As a writer and animator, I'm used to working to deadlines but the only deadlines I find myself failing to meet are my own.

Most of the time such things are not an issue. I set an arbitrary date by which I would like to complete a self-initiated task, such as writing a blog, and attempt to work to that. More often than I would like: work, family or other considerations will lead me to revise these self-imposed deadlines. This is fine, unlike my work deadlines, they are meant to be a flexible guide rather than a rigid cut-off point.

But I got caught out by myself recently. I had planned to write a short seasonally themed story in time for Christmas. It was to be delivered via Twitter as a series of tweets spread over a two week period, which I calculated would give me a deadline around the 11th of December. During November I had a great deal of coursework for my MA, I also had a lot of paid work during the first two weeks of December. To consider this story was probably unrealistic, but as is often the case with me, I used it as a pleasurable thing to wind down in the evenings, after a hard day of doing other things. As the deadline approached I still had a small amount of the story to write. I wanted to get the ending working well, tying up a number of threads, but I had altered the story from it's original outline and I felt the ending should also change. Unfortunately, I also had another deadline for my coursework on the same day, as well as an article I'd promised to complete. I realised something had to give.

In short, I missed my own short story deadline.
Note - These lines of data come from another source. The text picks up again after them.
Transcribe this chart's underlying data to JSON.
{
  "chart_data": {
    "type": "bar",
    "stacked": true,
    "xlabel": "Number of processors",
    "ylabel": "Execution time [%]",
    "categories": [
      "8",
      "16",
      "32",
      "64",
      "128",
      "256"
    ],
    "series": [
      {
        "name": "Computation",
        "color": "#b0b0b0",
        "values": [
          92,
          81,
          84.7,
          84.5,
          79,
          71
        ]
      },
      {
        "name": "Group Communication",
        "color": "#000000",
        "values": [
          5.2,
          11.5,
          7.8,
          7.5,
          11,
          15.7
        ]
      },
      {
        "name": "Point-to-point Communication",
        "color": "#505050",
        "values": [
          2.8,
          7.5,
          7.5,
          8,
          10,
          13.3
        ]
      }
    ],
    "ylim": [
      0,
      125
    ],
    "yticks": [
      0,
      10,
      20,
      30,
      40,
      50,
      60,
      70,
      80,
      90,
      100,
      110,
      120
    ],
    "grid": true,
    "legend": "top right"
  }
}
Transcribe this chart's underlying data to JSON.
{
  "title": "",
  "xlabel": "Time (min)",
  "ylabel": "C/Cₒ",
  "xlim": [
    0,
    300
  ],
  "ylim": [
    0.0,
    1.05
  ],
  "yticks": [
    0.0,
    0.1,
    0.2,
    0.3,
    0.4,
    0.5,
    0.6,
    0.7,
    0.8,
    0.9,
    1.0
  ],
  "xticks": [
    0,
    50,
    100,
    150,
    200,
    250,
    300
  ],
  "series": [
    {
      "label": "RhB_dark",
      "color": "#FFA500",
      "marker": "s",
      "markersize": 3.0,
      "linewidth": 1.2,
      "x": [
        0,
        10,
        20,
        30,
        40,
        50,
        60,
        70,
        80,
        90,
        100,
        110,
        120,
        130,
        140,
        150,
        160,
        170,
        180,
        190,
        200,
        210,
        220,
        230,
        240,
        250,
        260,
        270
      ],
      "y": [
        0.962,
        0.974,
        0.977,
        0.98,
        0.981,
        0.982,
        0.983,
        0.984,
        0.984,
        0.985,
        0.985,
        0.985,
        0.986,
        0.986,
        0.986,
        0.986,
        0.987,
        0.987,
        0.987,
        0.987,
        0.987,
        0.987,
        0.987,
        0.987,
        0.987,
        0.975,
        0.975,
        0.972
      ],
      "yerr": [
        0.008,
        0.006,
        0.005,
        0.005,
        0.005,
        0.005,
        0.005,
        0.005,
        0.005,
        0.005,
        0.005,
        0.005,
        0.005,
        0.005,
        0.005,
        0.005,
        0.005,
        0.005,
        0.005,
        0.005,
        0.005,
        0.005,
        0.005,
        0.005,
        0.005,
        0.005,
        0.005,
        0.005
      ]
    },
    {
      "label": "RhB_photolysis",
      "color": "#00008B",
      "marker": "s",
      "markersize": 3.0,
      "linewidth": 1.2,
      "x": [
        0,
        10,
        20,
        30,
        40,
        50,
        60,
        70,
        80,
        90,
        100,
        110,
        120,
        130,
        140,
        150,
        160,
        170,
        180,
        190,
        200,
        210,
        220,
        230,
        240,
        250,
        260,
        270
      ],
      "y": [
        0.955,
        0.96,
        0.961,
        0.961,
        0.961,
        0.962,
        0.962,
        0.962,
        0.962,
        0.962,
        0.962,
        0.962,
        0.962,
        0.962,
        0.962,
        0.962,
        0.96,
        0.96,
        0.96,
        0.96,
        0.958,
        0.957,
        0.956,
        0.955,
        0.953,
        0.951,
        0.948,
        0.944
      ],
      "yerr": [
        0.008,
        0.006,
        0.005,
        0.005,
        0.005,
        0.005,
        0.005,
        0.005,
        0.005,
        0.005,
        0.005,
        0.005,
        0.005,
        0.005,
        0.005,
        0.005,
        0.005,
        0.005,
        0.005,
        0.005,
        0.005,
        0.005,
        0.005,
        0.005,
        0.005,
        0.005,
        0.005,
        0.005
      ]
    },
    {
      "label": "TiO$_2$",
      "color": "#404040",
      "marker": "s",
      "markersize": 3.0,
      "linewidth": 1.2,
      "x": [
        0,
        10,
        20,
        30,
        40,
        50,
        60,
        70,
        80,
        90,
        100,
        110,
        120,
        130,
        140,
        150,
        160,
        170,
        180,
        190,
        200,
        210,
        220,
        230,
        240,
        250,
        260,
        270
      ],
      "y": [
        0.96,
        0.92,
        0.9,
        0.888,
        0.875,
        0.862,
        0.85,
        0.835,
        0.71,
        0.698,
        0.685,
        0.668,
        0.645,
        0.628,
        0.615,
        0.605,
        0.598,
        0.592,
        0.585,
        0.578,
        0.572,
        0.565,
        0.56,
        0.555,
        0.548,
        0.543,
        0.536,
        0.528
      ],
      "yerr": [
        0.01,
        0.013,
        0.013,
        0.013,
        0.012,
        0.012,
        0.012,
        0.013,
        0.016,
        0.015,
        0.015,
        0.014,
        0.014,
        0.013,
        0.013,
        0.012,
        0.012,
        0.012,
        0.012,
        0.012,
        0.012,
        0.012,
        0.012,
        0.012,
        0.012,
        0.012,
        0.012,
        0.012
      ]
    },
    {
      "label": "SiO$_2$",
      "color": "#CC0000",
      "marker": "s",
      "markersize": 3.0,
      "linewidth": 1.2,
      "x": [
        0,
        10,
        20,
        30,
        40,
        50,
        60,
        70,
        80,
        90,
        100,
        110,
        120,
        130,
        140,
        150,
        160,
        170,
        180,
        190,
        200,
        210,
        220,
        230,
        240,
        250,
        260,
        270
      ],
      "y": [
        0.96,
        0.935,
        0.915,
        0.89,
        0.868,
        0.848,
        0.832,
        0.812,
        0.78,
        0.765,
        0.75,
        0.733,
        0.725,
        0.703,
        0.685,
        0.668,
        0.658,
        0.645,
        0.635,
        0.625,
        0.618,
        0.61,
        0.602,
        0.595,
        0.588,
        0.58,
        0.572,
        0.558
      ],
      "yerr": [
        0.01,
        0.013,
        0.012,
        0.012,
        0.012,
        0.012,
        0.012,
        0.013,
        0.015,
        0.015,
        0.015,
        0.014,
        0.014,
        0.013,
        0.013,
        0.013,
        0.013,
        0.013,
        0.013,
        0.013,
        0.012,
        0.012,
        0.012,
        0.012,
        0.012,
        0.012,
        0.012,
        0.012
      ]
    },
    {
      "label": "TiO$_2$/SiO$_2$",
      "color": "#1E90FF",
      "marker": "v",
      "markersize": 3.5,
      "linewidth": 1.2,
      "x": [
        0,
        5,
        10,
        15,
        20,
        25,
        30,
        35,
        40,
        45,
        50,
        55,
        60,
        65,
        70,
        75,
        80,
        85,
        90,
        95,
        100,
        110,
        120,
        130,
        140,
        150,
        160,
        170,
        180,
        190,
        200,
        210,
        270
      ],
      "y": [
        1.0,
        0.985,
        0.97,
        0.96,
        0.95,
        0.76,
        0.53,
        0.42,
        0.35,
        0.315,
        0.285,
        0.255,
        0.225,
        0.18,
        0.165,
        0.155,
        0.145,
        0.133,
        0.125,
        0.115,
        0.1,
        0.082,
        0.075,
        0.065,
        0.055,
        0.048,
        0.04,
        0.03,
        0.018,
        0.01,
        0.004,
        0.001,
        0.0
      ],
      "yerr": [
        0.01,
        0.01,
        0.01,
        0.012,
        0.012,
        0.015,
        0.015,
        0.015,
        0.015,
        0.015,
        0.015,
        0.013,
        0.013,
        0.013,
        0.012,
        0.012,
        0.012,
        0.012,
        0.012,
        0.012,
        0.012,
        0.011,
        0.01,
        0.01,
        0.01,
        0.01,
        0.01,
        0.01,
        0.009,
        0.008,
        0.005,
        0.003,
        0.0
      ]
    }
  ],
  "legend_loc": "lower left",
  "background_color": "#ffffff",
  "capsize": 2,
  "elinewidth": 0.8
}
I did consider posting the beginning whilst I was still writing the end; it's not the first time I've had to do that, but in the end I decided to pull the story. Which, in hindsight, was the correct decision; I had not done enough promotional work for the story and I still wasn't happy with the ending. That I didn't meet my deadline, I don't mind at all; I can revise, and improve it ready for next Christmas; I can deliver it with a more relaxed timeframe and, most importantly, I will have a whole year in which to plan how to promote it. I've also learnt that it is better to not deliver something at all than something done badly.